6. For the first time, the Law allows the possibility of delivering petitions to the court and writs to the litigants electronically, in accordance with special regulations, as well as the possibility of using audio and video recording devices at hearings, and photographing the files in a court case, which enables using of the advantages of modern technology in the litigation procedure.

7. In addition, litigants will be allowed to deliver writs to each other directly, but they will have to submit proof of delivery to the court.

8. The Law brings forth amendments regarding the obtaining of evidence from witness statements and by expert testimony.

The Law provides the possibility that a witness examination may be conducted by way of reading his/hers written statement which must be certified by the court or person performing public authorities. It is also prescribed that the court may decide to examine a witness by a conference call, using audio and video recording devices.

Concerning expert testimony, one of the novelties the Law brings is the possibility for a litigant to submit to the court written findings and opinions of an expert witnesses, which are then delivered to the other litigant to express views of the same. The court may determine that evidence by expert testimony may be performed by reading the written findings and opinions submitted by one litigant, after the other litigant has expressed his views and comments on it.

Furthermore, it is prescribed that a litigant may engage an expert i.e. expert witness registered in the registry of judicial expert witnesses, who will make observations and remarks of the already delivered findings and opinions, or who will give new findings and opinions in written form.
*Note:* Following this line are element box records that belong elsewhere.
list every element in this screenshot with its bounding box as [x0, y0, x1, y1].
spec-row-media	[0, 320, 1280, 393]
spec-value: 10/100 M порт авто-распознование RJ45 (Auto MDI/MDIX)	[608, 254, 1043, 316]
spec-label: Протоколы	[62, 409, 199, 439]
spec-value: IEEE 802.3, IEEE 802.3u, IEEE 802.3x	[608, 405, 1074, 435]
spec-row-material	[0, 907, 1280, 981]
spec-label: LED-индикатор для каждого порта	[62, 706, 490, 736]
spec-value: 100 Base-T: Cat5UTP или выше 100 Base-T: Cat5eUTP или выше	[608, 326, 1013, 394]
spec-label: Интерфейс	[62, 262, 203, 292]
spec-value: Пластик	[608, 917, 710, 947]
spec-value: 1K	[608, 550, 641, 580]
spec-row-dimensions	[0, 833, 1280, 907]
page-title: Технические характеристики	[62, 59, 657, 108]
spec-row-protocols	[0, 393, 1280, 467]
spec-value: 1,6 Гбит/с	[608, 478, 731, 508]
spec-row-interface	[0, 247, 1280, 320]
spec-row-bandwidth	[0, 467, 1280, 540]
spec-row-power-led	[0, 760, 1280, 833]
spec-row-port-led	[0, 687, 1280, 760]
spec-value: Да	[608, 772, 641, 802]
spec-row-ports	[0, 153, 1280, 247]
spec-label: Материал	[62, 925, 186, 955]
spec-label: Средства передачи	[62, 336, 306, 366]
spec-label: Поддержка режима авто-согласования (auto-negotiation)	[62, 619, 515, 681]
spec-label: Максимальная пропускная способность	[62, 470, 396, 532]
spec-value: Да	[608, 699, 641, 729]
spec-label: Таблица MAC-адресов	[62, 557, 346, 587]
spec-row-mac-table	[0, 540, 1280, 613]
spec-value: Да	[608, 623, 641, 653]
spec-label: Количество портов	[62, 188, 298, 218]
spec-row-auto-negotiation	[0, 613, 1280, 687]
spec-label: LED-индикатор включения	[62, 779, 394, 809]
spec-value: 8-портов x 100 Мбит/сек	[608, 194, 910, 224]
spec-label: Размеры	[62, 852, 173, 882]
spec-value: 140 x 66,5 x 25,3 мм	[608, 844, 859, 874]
These documents may be read at the hearing for the main argument, and the expert witness may be allowed to participate in the argument by posing questions and providing explanations.

9. The new Law introduces an exception from the suspensive effect of an appeal. An appeal of a first-instance verdict which obliges a natural person to pay a claim, the principal amount of which does not exceed the amount of EUR 300 in RSD counter value according to the middle exchange rate of the National Bank of Serbia on the day when the decision is brought forth, as well as a verdict which obliges an entrepreneur or a legal entity to pay a claim, the principal amount of which does not exceed EUR 1,000 in RSD counter value according to the middle exchange rate of the National Bank of Serbia on the day when the decision is brought forth, does not delay the execution of the verdict. If the verdict determines only the refunding of trial expenses in an amount not exceeding the above stated amounts, an appeal of the decision to refund trial expenses does not delay its execution.

10. The Law foresees the following extraordinary legal remedies: petition for review (the direct review foreseen by the previous Law on Litigation Procedure has been abolished), petition for retrial of the case and request for reconsideration of a final and binding verdict, which has replaced the request for protection of legality, and may be submitted solely by the Republic’s public attorney (not by a litigant), against a verdict which breaches the law at the expense of public interests.

11. The Law introduces two new special procedures – the procedure in consumer disputes and the procedure to protect the collective rights and interests of citizens.

12. The final provisions of the Law prescribe that all procedures commenced prior to entry into force of the new Law, shall be carried out and completed according to the provisions of the currently valid Law on Litigation Procedure (”Official Gazette of the Republic of Serbia” no. 125/04 and 111/09), unless in the case when, after the new Law enters into force, a verdict or a decision ending the procedure is abolished and the case is to be retried, when the new trial will be performed according to the provisions of the new Law.

Aside from the above stated, the Law contains other amendments as well, made principally to harmonize Serbian legislation with European standards and to create conditions for a more efficient procedural protection of the rights and interests of citizens, the realization of which is possible only with a complete and consistent application of the legal provisions in the practice of domestic courts.